1. Game Launch (REQUIRED)

  • The Merchant launches games by redirecting the Player to the HPGames game launcher URL
  • The game can be opened in a new window or embedded via iframe

2. Wallet APIs (REQUIRED)

  • HPGames calls Merchant APIs to manage Player authentication, balance, and transactions:
    • validateToken
    • getPlayerBalance
    • debit
    • credit
    • bulkCredit
    • cancelDebit
    • bulkCancelDebit

3. Simulatta (ADDITIONAL)

  • Simulatta extends the Casino integration with bet slip functionality
  • It uses the same Wallet APIs, with one additional endpoint:
    • betSlip

4. Rewards (ADDITIONAL)

  • The Merchant uses HPGames APIs to create and assign rewards (e.g. free bets), which are later consumed during gameplay through wallet transactions.

5. Game List (ADDITIONAL)

  • The Merchant retrieves the list of available games via the HPGames API (gameList)

Communication Flow

  • The Merchant launches the game by redirecting the Player to HPGames
  • During gameplay, HPGames calls Merchant Wallet APIs to manage player balance and transactions
  • The Merchant calls HPGames APIs to retrieve game data and manage rewards

Communication Protocol

  • All communication is performed over HTTPS
  • APIs use:
    • POST requests with JSON bodies (Wallet, Game List, Rewards)
    • GET requests for game launch (URL redirect)
  • All requests must include the header:
    • Content-Type: application/json
  • All responses are returned in JSON format
  • All API request parameters are case-sensitive
  • All timestamps must be provided in epoch milliseconds

Security

All requests are secured using an HMAC SHA256 signature.

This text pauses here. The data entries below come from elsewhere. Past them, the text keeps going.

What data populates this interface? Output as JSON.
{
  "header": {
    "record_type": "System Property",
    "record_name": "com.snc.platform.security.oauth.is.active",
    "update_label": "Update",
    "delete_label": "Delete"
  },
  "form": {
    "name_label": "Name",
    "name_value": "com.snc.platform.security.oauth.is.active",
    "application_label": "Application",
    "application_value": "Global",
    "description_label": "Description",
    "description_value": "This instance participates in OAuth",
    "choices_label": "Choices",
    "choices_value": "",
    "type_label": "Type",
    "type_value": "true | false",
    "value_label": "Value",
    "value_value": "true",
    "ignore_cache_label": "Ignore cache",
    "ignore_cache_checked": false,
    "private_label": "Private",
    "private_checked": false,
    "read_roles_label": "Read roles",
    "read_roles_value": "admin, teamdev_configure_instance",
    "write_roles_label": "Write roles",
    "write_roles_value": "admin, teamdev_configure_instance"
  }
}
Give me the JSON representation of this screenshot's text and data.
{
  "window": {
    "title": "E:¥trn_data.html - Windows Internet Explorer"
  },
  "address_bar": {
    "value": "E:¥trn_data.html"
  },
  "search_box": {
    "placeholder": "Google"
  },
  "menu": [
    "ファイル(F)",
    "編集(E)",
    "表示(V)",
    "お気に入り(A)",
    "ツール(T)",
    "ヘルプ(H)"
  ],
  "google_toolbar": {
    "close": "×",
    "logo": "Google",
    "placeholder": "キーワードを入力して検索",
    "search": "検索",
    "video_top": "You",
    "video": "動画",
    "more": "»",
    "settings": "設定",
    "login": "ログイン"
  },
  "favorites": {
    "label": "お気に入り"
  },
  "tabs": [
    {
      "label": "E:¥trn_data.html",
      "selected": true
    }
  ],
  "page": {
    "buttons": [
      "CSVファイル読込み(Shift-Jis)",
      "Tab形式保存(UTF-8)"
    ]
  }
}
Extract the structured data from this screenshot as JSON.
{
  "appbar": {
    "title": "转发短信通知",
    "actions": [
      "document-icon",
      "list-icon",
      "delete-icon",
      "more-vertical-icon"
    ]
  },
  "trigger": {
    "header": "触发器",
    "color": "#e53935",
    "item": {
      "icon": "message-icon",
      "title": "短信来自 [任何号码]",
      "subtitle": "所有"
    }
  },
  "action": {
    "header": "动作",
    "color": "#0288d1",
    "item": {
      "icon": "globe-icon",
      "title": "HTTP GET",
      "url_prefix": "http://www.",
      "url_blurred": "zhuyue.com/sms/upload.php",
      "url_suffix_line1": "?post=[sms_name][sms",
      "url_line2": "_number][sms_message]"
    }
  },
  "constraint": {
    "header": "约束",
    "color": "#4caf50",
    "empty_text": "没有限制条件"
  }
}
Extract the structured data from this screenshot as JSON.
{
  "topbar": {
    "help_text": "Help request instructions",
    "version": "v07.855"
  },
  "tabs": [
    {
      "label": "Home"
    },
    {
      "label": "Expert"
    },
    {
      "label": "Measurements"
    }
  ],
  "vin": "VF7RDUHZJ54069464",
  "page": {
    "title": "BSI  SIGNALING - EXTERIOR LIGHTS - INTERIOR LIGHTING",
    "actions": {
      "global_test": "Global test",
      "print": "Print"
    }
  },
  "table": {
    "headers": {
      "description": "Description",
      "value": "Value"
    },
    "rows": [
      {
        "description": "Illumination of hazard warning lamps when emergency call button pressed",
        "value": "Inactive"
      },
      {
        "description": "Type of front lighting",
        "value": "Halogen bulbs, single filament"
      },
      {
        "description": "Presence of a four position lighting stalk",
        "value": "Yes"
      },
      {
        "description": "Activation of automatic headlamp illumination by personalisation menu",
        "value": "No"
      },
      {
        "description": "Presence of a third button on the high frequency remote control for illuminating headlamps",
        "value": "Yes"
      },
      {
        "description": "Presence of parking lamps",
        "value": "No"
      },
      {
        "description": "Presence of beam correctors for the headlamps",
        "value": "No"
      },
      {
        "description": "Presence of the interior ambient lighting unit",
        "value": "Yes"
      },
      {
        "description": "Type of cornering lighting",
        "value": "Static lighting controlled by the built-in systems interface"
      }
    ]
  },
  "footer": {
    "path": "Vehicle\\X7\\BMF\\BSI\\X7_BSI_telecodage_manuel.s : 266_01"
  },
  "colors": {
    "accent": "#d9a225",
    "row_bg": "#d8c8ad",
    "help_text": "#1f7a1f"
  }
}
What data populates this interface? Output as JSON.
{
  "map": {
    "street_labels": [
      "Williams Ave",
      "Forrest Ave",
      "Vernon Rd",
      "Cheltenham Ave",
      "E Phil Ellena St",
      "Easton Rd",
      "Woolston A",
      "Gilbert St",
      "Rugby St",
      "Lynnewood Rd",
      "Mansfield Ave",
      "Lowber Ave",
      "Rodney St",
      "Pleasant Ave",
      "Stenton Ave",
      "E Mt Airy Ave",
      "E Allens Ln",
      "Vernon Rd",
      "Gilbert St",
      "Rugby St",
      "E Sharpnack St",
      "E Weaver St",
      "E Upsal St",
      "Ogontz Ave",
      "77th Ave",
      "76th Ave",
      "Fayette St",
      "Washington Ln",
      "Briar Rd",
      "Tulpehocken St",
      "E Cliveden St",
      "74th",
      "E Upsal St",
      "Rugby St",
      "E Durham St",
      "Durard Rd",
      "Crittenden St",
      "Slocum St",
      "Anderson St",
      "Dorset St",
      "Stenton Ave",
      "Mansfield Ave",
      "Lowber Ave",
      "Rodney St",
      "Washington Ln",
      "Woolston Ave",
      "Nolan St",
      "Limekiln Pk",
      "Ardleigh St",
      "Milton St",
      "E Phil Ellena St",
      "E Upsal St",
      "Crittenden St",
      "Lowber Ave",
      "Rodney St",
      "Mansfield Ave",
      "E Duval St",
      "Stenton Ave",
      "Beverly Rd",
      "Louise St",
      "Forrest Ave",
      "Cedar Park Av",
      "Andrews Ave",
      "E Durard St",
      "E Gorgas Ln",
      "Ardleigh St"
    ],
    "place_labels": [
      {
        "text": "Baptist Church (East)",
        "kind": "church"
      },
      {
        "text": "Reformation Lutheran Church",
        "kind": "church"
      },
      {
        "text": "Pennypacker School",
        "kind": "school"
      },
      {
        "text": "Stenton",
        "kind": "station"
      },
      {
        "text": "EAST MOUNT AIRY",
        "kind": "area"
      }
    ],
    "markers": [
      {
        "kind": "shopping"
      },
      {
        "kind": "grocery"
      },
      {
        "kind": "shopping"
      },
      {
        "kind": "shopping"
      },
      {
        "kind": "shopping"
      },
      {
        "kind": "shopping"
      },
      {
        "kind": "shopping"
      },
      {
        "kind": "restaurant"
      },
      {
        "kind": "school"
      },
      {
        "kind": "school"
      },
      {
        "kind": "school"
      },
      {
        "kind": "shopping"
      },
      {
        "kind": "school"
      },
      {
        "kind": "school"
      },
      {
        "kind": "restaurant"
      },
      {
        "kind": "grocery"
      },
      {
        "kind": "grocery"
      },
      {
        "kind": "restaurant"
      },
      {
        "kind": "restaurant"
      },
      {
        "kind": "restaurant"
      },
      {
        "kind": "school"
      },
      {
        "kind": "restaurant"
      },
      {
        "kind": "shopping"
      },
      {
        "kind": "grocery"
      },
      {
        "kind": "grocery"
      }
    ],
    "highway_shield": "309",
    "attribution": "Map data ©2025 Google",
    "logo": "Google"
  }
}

Each request must include a valid hash parameter. The fields used for hash calculation depend on the specific API endpoint.

In addition, each request must include a timestamp parameter (in milliseconds). The timestamp is used to prevent replay attacks.

Requests must be sent within 60 seconds of the provided timestamp. Older requests will be rejected.

For details on how the hash is generated, see Request Signing.